- Born: December 4, 1919
- Died: March 28, 1995 (aged 75)
- Engineering career
- Institutions: American Philatelic Society Society of Philatelic Americans Rossica Society of Russian Philately
- Projects: Collected, and became expert on, postage stamps of Russia, the Middle East and the Ottoman Empire
- Awards: APS Hall of Fame

= Gordon H. Torrey =

Dr. Gordon H. Torrey (December 4, 1919 – March 28, 1995), of Maryland, was a stamp collector active within the Washington, D.C., area, and at the national level.

==Career==
Torrey began his career with the OSS during World War Two, where he specialized in forging German postage stamps. His work was most notably used in the delivery of Allied propaganda as part of Operation Cornflakes. After the war, he served with the CIA from 1956 to 1974 as an analyst specializing in Middle Eastern politics; his work supporting the White House's diplomatic efforts in states such as Egypt and Syria. After leaving the CIA, he continued to lecture on the region at Johns Hopkins University School of Advanced International Studies, and worked for Christie's Auction House as their stamp representative.

==Collecting interests==
Torrey had a wide understanding of philately, and the postage stamps and postal history that he specialized in: stamps of the Middle East, the Imperial era of Russia, and the Ottoman Empire.

==Philatelic activity==
Torrey belonged to a number of stamp clubs in the Washington, D.C./Maryland/Northern Virginia area, serving as an officer in a number of them. At the American Philatelic Society (APS) and at the Society of Philatelic Americans, he served on the expert committee. At the Rossica Society of Russian Philately, he was elected to the posts of president pro tem (1972), president (from 1974 to 1992), and membership in the Board of Governors, where he served until his death in 1995.

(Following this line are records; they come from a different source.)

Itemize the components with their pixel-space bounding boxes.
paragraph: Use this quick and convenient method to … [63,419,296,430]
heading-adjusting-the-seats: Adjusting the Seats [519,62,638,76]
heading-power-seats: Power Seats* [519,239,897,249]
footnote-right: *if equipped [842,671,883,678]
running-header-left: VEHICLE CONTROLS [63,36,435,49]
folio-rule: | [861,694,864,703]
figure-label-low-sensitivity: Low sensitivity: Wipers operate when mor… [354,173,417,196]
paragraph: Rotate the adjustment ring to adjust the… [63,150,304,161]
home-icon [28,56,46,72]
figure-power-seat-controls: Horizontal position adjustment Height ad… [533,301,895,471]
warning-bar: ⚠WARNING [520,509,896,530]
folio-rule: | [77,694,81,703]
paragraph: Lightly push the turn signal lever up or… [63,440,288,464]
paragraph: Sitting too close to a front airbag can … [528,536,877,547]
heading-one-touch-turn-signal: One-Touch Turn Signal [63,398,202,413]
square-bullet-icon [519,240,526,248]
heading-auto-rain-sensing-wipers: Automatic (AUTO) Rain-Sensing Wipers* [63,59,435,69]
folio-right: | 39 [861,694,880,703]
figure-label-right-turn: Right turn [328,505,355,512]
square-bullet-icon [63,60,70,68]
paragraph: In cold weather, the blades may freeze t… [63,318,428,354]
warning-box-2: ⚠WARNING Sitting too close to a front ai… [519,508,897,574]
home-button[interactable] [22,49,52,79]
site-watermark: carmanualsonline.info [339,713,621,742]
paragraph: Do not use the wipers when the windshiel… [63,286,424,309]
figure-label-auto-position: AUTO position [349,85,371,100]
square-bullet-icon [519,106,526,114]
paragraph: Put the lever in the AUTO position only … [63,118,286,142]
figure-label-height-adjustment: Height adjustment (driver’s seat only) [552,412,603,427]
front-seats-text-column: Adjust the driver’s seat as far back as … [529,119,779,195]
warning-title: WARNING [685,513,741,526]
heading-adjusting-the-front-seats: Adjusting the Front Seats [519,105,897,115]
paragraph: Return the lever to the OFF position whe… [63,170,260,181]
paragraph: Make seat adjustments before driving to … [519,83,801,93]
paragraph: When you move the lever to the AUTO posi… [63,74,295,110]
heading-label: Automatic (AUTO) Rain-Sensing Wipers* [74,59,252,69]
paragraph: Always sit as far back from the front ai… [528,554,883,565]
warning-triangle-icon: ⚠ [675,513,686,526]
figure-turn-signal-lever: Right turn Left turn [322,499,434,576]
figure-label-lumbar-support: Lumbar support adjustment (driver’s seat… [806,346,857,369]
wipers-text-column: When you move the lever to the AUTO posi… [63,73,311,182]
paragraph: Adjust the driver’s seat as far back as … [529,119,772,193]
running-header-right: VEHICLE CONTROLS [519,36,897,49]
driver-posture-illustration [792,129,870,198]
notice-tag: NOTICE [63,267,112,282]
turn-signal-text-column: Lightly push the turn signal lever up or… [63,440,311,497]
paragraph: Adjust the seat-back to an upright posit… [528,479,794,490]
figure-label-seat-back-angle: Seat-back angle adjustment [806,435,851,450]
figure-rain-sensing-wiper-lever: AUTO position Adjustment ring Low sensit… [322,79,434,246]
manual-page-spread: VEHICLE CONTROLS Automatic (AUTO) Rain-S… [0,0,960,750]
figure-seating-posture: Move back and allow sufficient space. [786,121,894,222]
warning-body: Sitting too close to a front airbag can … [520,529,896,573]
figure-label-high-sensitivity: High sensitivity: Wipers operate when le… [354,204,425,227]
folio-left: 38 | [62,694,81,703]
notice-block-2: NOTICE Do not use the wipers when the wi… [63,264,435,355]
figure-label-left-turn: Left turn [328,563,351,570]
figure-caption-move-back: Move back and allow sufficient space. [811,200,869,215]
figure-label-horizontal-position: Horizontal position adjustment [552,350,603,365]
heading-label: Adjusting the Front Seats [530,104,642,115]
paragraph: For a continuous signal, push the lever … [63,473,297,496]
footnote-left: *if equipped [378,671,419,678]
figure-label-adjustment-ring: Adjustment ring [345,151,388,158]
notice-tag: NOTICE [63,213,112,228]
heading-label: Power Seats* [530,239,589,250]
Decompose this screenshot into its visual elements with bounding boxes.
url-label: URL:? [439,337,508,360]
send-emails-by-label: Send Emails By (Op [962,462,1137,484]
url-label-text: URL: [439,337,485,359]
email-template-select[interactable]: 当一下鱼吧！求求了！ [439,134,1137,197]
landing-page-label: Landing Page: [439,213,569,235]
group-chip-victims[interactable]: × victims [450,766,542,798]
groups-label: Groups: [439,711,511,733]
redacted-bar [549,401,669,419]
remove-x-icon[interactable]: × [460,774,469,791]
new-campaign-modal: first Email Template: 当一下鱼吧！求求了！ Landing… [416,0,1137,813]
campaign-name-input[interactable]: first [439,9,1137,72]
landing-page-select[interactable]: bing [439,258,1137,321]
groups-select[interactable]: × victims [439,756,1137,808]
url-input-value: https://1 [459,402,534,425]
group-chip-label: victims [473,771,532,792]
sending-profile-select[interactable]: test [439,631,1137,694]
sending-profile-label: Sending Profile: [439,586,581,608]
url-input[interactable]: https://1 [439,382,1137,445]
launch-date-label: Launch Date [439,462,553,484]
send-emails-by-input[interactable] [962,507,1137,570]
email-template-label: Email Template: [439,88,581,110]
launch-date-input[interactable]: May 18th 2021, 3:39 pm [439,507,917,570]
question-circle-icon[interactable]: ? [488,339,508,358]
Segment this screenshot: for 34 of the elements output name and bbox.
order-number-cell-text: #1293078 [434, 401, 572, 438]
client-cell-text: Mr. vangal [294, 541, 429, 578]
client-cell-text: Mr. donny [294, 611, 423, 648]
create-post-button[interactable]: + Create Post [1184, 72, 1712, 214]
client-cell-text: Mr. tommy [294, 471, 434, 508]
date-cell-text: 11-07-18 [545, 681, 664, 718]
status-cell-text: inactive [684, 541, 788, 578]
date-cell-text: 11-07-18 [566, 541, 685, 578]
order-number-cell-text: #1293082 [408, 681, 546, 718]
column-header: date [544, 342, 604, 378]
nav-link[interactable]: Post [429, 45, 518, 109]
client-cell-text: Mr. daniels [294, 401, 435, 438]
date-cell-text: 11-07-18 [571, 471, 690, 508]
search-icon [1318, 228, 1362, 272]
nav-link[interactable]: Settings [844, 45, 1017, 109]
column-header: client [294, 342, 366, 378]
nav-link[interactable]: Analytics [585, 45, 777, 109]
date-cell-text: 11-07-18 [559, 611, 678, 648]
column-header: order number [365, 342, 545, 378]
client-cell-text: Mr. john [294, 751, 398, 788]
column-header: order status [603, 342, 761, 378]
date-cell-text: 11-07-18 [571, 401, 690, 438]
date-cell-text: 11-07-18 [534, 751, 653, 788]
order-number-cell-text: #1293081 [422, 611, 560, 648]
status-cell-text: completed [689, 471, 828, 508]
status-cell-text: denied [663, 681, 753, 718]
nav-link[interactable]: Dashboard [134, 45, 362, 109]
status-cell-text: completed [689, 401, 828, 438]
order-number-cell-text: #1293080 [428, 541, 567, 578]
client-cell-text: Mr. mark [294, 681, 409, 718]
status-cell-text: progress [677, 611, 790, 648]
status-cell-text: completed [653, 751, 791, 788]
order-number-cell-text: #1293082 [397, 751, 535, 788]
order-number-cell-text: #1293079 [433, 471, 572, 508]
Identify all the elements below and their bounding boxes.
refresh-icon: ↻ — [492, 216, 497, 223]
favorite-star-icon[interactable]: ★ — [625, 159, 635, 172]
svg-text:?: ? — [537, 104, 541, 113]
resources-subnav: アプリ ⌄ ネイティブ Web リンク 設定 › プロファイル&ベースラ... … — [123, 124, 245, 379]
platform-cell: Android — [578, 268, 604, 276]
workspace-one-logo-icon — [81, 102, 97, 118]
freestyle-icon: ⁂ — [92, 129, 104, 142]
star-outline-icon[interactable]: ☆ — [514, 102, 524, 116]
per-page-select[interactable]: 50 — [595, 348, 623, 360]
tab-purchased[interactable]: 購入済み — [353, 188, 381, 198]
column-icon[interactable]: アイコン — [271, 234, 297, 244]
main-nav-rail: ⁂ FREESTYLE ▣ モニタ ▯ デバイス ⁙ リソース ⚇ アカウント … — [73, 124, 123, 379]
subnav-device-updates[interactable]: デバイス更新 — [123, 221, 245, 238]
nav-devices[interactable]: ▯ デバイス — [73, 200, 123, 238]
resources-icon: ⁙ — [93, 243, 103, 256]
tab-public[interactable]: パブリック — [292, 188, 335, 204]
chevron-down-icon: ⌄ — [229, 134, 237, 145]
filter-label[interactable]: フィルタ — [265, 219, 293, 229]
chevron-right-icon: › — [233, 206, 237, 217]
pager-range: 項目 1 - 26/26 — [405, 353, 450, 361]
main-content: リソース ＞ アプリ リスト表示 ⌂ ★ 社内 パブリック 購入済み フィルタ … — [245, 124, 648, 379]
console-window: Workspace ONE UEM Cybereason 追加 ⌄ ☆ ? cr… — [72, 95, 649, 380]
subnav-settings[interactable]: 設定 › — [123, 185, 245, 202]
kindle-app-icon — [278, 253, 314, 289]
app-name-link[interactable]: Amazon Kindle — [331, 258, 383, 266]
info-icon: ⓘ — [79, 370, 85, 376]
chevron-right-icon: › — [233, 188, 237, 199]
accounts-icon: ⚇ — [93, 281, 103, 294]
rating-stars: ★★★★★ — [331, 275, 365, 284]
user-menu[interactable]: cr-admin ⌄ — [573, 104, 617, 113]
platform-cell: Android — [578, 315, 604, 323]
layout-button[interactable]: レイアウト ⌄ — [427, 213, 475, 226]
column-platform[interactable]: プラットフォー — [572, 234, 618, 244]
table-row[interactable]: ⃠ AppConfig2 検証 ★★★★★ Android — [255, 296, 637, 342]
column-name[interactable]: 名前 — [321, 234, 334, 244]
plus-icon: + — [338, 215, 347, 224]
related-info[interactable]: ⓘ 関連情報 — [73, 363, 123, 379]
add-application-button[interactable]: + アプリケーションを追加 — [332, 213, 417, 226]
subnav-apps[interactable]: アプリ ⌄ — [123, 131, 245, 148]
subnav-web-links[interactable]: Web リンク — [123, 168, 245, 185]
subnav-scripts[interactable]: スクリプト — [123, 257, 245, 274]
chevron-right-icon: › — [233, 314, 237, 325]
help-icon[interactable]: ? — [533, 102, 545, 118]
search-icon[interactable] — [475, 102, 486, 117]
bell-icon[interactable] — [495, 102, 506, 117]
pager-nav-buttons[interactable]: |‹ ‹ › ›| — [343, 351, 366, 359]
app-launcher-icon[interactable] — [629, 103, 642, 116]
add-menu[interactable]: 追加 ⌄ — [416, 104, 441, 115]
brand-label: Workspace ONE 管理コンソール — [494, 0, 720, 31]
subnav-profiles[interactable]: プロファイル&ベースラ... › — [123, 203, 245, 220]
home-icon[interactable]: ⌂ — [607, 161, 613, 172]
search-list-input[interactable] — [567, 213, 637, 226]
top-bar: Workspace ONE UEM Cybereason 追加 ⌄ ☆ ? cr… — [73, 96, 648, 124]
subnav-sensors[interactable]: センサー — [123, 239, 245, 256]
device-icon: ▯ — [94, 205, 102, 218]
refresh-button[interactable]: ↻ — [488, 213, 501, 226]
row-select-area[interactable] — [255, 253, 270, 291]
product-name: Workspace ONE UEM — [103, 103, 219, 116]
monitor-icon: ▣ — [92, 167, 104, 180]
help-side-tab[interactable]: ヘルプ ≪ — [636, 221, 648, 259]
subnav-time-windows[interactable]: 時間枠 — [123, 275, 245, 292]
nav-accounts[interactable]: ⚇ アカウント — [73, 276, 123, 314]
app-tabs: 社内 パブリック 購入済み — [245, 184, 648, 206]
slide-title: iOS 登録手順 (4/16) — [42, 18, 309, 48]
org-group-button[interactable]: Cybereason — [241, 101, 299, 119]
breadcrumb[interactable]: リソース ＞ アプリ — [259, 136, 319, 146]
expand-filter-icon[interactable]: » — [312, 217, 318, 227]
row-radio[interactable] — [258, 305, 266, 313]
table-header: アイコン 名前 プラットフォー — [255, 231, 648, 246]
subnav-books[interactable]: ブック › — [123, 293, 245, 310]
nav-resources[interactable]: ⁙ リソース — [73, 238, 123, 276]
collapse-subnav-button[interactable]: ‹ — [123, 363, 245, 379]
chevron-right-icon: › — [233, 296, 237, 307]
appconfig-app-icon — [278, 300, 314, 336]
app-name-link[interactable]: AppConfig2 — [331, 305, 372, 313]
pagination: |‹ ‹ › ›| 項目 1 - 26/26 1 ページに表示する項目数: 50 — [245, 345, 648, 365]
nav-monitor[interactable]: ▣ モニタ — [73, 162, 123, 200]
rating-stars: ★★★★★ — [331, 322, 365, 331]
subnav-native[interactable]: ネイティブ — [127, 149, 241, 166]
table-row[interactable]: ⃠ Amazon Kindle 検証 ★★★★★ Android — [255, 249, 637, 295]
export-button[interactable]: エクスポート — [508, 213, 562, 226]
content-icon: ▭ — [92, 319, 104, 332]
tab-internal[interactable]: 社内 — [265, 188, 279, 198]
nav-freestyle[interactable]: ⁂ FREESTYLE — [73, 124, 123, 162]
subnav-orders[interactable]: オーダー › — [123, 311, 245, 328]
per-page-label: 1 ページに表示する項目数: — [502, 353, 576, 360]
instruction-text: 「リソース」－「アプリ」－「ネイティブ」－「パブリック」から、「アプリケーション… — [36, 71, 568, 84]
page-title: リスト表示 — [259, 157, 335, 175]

Torrey participated in philatelic exhibitions. He was a member of the board of the annual NAPEX (National Philatelic Exhibition) during the 1960s and 1970s, and also on the board of directors of CIPEX (Sixth International Philatelic Exhibition), held in Washington, D.C. in 1966.

==Philatelic literature==
Torrey wrote numerous articles on his love of postage stamps and the history of Imperial Russia, and published them in Rossica, the journal of the Rossica Society of Russian Philately.

==Honors and awards==
Torrey was named to the American Philatelic Society Hall of Fame in 1996.